Is there anyway I can script in the creation of all of these points? Say I have 8 probes, and 200 points for each. I can reformat the columns into rows later. The question I have now is - how can I use the ACT console to script the creation of these probes for use as outputs? Is there a way to manually create a probe with some properties, record the commands used, and automate the process use ACT? (kind of like how SpaceClaim and APDL have a record function/ working console) If not, what resource can I use to pinpoint the exact ACT commands I need?


By using the pressure example in the ACT console, I can use python logic to create an arbitrary amount of pressure objects in the tree all with their own properties. I would like to do this with the probes, except with time as you've suggested. 


Thank you in advance!

peteroznewman posted this 17 September 2019

I don't write scripts so I can't help you here. Hopefully someone will reply with some further guidance.
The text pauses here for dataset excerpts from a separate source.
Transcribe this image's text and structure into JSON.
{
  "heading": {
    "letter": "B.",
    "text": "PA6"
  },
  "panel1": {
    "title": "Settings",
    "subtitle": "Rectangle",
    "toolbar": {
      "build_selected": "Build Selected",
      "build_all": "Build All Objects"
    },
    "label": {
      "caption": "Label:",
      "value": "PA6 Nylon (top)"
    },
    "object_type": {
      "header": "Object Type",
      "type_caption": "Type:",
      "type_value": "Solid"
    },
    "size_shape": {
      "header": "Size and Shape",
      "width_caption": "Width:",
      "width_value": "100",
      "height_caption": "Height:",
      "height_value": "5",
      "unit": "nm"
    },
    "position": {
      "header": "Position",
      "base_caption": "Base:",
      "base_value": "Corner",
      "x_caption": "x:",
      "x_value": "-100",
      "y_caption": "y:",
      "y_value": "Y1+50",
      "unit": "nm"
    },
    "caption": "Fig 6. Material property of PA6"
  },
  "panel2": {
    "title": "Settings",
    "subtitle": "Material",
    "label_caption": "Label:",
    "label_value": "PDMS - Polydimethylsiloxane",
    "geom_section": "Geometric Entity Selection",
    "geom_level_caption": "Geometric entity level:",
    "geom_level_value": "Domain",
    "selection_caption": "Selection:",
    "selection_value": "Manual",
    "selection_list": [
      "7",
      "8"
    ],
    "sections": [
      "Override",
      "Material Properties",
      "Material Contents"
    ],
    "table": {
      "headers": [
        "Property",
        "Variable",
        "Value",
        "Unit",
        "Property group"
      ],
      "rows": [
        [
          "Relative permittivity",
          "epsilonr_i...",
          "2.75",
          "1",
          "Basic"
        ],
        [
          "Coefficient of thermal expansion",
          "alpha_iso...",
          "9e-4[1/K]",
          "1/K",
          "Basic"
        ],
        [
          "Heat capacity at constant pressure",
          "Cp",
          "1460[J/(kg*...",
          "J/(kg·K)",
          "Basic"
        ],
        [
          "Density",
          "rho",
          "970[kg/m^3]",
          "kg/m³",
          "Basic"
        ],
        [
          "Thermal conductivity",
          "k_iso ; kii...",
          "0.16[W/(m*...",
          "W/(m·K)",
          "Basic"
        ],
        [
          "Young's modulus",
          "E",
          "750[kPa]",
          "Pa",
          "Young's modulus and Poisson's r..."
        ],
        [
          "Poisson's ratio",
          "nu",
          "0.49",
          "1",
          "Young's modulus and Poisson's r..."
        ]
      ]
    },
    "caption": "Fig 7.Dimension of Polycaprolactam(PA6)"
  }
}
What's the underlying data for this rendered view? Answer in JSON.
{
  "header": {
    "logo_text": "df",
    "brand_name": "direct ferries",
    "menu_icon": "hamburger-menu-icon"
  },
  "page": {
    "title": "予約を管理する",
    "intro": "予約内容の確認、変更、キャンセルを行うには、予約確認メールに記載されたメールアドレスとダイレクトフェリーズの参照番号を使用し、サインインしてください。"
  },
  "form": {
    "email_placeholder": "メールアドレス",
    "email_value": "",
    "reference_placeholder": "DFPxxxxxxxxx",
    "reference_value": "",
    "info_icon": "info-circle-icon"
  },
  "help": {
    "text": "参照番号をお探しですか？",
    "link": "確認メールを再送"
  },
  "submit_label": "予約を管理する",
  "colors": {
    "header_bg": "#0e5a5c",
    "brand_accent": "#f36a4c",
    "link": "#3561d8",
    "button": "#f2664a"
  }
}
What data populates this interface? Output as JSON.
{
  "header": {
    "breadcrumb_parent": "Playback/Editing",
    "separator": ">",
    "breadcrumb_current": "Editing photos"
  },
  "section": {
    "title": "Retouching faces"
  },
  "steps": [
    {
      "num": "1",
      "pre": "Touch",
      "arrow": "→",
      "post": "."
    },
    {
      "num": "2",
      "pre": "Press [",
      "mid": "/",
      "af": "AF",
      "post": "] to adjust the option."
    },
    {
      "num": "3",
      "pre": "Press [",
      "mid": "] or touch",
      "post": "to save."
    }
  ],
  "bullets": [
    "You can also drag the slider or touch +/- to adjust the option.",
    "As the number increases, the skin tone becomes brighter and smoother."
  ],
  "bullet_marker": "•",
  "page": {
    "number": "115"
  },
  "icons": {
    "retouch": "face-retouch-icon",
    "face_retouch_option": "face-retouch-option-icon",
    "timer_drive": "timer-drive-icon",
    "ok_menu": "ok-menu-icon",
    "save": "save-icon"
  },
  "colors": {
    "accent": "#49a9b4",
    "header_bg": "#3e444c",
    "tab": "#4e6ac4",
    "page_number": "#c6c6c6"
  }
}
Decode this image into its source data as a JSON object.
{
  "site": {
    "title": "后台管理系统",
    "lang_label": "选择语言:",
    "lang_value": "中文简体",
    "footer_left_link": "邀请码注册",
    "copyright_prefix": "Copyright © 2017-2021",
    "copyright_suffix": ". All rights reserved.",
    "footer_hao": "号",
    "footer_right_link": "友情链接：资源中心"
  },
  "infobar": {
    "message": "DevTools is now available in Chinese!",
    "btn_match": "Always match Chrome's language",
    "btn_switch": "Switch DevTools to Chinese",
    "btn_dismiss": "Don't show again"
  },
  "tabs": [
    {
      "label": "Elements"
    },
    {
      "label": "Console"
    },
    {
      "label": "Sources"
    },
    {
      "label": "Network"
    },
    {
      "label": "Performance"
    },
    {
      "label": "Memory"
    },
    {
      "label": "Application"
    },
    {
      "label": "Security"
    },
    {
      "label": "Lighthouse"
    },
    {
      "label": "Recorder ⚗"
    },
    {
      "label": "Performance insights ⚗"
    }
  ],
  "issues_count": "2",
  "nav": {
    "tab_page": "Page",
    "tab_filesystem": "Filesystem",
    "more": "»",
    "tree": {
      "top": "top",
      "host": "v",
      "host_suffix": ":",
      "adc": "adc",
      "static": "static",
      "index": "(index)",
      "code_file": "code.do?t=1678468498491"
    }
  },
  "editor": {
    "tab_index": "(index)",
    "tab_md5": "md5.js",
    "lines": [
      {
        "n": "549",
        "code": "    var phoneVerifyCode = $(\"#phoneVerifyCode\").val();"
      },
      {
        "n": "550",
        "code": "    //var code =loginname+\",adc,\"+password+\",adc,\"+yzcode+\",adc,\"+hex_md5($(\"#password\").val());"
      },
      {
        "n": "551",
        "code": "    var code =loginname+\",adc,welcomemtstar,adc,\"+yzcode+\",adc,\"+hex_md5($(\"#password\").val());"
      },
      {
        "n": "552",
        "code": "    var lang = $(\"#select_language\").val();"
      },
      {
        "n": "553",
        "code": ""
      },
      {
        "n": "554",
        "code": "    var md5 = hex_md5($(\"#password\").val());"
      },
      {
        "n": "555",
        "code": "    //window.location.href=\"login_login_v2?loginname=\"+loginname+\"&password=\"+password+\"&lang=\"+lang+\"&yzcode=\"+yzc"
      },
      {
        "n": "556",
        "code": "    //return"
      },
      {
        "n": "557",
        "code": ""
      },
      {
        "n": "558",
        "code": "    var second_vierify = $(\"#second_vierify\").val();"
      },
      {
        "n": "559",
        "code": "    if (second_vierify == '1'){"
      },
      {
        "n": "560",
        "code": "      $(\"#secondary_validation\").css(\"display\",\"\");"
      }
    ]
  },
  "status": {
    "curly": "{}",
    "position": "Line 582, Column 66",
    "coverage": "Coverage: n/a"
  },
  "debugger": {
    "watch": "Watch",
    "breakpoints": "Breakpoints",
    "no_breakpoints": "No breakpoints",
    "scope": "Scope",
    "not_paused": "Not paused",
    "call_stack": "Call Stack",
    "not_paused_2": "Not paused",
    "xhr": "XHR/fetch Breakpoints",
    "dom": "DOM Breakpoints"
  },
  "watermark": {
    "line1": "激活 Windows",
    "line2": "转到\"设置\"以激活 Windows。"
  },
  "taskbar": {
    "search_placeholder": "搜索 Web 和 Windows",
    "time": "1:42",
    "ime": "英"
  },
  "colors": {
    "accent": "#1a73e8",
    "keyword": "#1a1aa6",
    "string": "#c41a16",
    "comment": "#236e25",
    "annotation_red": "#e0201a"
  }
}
SlochaniSamon posted this 18 September 2019

I wrote a script and was able to make the points that I needed. Sadly however, the process is still very slow - I can tell my machine is not operating at maximum capacity. I am not sure whether this is a limitation of the ANSYS engine when it comes to solving for many parameters, or I have missed an option -  Is there a way to allocate more resources to design points to accomplish this task?


Thanks for all the help

peteroznewman posted this 18 September 2019

If you have a computer with lots of cores and memory and you have several ANSYS licenses, you can execute a specified number of design points to run in parallel using Remote Solve Manager.

For example, I have access to a 16-core computer and 4 licenses, so I can run 4 jobs, each on 4 cores, in parallel.